Design
Cristobal Morales Reinvents the Wheel
MARK MCDONALD IS THE LEGENDARY vintage furniture dealer whose Manhattan store, Fifty/50, is widely credited with snatching mid-century modern from the brink of oblivion in the chintz-obsessed 1980s and thrusting it onto center stage, where it remains to this day. Like a lot of other dealers, McDonald left New York City in the early 2000s and moved his business north to Hudson.
“I go to a gym in Chatham,” a small town near Hudson, McDonald recently told me. “And I sometimes stop in a little restaurant, The Taste Box, on the Main Street there to get a burrito. One day last summer, I asked the guy behind the counter, ‘Who makes these?’ indicating, not the burrito, but a spellbinding assortment of elaborately framed convex mirrors mounted on the walls. ‘I do,’ he replied. ‘My name is Cristobal Morales.’”
Perhaps not since the teenaged Lana Turner was discovered sipping soda in a Hollywood malt shop have the planets aligned so tidily. As luck would have it, McDonald at that time was searching for material to feature in his booth at the upcoming 2016 Salon Art + Design show in Manhattan. His display of Morales’s mirrors there caused a stir, capturing the attention of, among others, Wendy Dreer, United States sales director for Fortuny, who says the mirrors are doing “very well” in Fortuny’s to-the-trade showroom in the Design & Decoration building at 979 Third Avenue.
In truth, Morales is no stranger to “the D&D,” as it is known in design circles in New York and beyond. Decades earlier, when he was twenty-four, he’d talked his way into a job in the office of interior designer A. Michael Krieger, who then headed a thriving eponymous firm in New York. That lucky break came nearly a decade after the very same enterprising chico left his hardscrabble Mexican pueblo—a town so poor there was just one telephone—to slip across the border at Tijuana. He and Krieger, now living just outside Chatham, wed three years ago, finally permitting Morales to travel outside the country. “I hadn’t seen my mother in twenty-five years,” he says.

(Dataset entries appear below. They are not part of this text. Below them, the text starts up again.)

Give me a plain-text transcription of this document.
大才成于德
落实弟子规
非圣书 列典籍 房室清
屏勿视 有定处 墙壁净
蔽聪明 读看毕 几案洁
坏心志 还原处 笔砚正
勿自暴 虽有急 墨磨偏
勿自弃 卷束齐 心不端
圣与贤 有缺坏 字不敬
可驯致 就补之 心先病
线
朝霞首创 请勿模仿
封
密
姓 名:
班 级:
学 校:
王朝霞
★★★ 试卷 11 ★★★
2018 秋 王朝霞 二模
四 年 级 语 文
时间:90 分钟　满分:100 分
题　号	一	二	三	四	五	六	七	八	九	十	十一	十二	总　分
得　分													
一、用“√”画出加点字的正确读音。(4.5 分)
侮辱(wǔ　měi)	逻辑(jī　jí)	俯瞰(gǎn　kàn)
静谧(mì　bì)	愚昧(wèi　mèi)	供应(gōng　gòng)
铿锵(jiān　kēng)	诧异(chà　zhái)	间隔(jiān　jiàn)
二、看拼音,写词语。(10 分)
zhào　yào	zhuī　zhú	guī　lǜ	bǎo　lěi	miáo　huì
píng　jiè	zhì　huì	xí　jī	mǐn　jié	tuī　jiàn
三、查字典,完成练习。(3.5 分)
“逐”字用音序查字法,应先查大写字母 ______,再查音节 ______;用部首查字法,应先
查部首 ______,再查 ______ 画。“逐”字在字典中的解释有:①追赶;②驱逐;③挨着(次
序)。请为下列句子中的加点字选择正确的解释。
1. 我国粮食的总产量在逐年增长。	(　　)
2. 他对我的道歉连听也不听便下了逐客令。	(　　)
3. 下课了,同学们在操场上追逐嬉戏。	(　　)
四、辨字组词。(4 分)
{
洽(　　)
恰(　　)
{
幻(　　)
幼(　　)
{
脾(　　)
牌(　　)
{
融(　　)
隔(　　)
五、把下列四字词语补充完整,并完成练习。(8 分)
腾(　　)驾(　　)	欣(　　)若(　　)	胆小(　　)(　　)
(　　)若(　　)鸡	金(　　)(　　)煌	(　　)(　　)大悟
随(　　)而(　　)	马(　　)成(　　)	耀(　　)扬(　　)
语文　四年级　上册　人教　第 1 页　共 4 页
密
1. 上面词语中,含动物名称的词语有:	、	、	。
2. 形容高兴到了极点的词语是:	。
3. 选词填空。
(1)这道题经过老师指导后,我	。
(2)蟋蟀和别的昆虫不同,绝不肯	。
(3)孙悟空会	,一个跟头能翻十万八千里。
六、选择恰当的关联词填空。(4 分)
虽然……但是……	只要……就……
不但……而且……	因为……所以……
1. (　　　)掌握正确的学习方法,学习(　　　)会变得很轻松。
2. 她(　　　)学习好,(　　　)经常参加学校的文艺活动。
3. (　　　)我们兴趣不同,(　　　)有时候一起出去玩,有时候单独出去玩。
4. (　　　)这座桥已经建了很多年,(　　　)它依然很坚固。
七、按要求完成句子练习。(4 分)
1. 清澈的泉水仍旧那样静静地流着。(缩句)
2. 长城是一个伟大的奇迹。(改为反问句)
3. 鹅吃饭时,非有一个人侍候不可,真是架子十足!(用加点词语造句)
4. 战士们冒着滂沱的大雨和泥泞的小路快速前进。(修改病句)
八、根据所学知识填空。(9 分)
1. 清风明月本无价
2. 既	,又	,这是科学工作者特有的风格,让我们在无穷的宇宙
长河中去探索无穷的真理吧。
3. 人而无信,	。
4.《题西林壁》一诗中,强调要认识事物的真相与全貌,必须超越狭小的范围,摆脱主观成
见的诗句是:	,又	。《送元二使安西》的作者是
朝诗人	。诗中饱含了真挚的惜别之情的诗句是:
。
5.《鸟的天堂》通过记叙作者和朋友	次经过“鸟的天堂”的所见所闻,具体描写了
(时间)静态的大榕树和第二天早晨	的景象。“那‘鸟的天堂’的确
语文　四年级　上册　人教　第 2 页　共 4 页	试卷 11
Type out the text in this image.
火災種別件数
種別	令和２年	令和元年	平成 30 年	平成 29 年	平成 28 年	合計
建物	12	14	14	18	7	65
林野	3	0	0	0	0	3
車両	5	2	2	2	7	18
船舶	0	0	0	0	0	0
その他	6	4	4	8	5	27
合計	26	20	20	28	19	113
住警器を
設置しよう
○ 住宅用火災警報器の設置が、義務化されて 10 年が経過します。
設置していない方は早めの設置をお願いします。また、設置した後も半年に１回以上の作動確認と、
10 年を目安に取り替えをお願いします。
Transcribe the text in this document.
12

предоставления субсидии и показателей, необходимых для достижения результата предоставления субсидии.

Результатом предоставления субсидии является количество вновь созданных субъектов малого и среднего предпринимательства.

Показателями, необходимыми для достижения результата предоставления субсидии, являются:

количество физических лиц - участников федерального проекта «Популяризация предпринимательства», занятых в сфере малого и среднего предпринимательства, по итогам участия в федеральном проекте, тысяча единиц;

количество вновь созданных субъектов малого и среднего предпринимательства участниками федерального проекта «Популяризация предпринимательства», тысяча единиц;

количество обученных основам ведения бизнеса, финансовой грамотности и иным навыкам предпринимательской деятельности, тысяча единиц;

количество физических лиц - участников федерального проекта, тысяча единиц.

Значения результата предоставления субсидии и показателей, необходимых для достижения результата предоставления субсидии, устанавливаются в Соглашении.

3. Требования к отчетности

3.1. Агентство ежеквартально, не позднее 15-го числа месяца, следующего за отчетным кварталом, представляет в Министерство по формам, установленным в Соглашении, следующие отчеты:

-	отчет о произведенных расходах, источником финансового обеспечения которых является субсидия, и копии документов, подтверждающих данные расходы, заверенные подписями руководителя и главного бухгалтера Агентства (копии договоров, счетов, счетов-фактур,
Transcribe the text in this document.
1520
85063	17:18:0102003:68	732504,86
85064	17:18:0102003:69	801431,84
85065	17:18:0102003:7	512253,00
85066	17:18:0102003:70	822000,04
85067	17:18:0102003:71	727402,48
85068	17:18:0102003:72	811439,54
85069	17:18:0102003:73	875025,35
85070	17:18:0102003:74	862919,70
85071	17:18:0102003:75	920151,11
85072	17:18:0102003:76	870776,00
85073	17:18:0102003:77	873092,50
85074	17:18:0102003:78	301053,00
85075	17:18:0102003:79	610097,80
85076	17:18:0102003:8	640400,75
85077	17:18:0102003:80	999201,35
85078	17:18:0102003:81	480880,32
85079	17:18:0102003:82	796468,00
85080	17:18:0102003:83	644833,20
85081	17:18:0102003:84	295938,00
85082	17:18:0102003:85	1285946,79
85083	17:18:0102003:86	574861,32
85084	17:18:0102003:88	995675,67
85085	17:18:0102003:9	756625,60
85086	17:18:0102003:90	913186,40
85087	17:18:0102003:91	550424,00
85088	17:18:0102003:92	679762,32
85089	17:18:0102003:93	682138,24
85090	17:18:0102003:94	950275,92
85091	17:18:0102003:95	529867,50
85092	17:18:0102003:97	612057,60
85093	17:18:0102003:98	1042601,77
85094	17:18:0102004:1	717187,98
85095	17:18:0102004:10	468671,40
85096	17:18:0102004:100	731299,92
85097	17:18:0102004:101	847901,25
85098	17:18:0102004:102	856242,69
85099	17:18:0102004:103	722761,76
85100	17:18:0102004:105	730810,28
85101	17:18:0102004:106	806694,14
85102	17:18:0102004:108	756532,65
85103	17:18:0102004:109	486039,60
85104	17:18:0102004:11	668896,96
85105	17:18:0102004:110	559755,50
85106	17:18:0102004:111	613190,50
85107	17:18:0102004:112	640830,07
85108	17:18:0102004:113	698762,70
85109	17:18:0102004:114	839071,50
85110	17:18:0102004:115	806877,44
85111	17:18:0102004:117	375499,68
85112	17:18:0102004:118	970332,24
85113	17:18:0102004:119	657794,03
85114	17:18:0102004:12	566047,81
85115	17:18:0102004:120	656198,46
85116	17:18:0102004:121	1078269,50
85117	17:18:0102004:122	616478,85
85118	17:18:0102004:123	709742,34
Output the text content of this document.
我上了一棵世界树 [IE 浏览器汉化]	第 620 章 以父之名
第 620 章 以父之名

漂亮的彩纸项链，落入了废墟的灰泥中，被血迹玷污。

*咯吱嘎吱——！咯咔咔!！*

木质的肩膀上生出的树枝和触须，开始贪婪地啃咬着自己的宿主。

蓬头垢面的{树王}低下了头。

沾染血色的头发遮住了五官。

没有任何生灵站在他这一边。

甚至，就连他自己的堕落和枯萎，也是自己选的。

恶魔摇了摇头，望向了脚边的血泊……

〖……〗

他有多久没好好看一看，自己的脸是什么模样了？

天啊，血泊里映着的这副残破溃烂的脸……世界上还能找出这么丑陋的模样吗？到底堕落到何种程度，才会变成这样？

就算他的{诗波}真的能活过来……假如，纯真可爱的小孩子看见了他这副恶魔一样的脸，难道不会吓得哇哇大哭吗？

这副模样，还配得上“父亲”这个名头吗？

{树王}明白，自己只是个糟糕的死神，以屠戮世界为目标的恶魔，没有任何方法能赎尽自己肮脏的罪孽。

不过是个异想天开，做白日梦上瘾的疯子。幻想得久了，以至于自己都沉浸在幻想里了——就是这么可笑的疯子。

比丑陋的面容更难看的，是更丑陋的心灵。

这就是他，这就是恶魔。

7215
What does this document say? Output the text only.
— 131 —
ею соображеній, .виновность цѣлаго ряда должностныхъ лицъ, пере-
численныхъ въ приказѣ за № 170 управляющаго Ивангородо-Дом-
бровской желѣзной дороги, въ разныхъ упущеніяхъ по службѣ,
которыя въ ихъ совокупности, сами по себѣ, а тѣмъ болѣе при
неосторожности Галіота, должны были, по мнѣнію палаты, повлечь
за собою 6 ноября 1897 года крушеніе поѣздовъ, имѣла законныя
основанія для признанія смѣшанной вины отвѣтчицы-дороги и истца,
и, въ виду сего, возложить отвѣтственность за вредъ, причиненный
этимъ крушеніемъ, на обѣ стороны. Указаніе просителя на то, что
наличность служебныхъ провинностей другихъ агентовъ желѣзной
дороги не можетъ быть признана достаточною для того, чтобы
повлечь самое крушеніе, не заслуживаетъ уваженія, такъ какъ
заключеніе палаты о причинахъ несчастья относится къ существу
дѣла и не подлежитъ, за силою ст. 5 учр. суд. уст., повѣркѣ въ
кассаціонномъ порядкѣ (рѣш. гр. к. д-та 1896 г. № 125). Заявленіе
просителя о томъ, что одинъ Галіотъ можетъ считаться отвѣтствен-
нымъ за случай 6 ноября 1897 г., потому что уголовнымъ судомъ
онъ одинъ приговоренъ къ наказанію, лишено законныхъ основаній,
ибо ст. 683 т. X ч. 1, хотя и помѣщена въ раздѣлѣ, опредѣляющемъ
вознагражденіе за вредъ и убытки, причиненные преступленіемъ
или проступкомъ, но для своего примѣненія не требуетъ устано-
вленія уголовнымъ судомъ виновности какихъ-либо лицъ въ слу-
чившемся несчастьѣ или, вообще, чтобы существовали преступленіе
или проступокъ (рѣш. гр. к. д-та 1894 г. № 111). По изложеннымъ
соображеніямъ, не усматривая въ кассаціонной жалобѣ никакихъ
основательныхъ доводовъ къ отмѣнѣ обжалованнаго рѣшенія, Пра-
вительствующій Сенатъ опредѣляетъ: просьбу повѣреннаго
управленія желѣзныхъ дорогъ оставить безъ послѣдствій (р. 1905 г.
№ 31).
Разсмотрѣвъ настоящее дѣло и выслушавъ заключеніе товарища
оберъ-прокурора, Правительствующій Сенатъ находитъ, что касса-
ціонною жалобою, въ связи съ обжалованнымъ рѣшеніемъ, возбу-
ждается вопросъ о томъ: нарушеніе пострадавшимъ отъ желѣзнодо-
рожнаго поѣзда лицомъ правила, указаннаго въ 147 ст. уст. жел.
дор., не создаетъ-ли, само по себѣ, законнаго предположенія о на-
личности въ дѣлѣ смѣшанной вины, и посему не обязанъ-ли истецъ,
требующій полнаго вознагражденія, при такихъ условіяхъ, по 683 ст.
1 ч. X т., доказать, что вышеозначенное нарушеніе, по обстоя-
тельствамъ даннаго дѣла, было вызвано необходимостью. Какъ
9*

Difficult as it was living under the radar—no driver’s license, no social security card—it gave Morales the time and solitude to cultivate his prodigious creativity. Along with becoming an exceptional cook, he made things, often out of found objects, just as he’d made his own playthings as a child. Then, several years ago, he came across a coffee table book, with text in French, featuring the work of Line Vautrin (1913–1997), the French decorative artist whose costume jewelry and inventively framed convex mirrors earned her the sobriquet “poetess in metal.” Morales was transfixed. So Krieger gave him a box of convex mirrors. After months of collecting detritus—a wheel from an old tiller, rusted gears, discarded industrial brushes—Morales began framing each mirror by combining two or three of these unlikely objects. The results were striking, eventually winning him two sold-out local shows.
By the time McDonald discovered the work, Morales’s assemblages had literally grown. Now more colorful and complex (some seven or eight layers deep), one might feature a funky colored glass candy dish juxtaposed with a collapsible vegetable steamer, both elements rendered improbably glamorous by Morales’s magic touch. McDonald’s characterization: “Line Vautrin meets Top Chef.”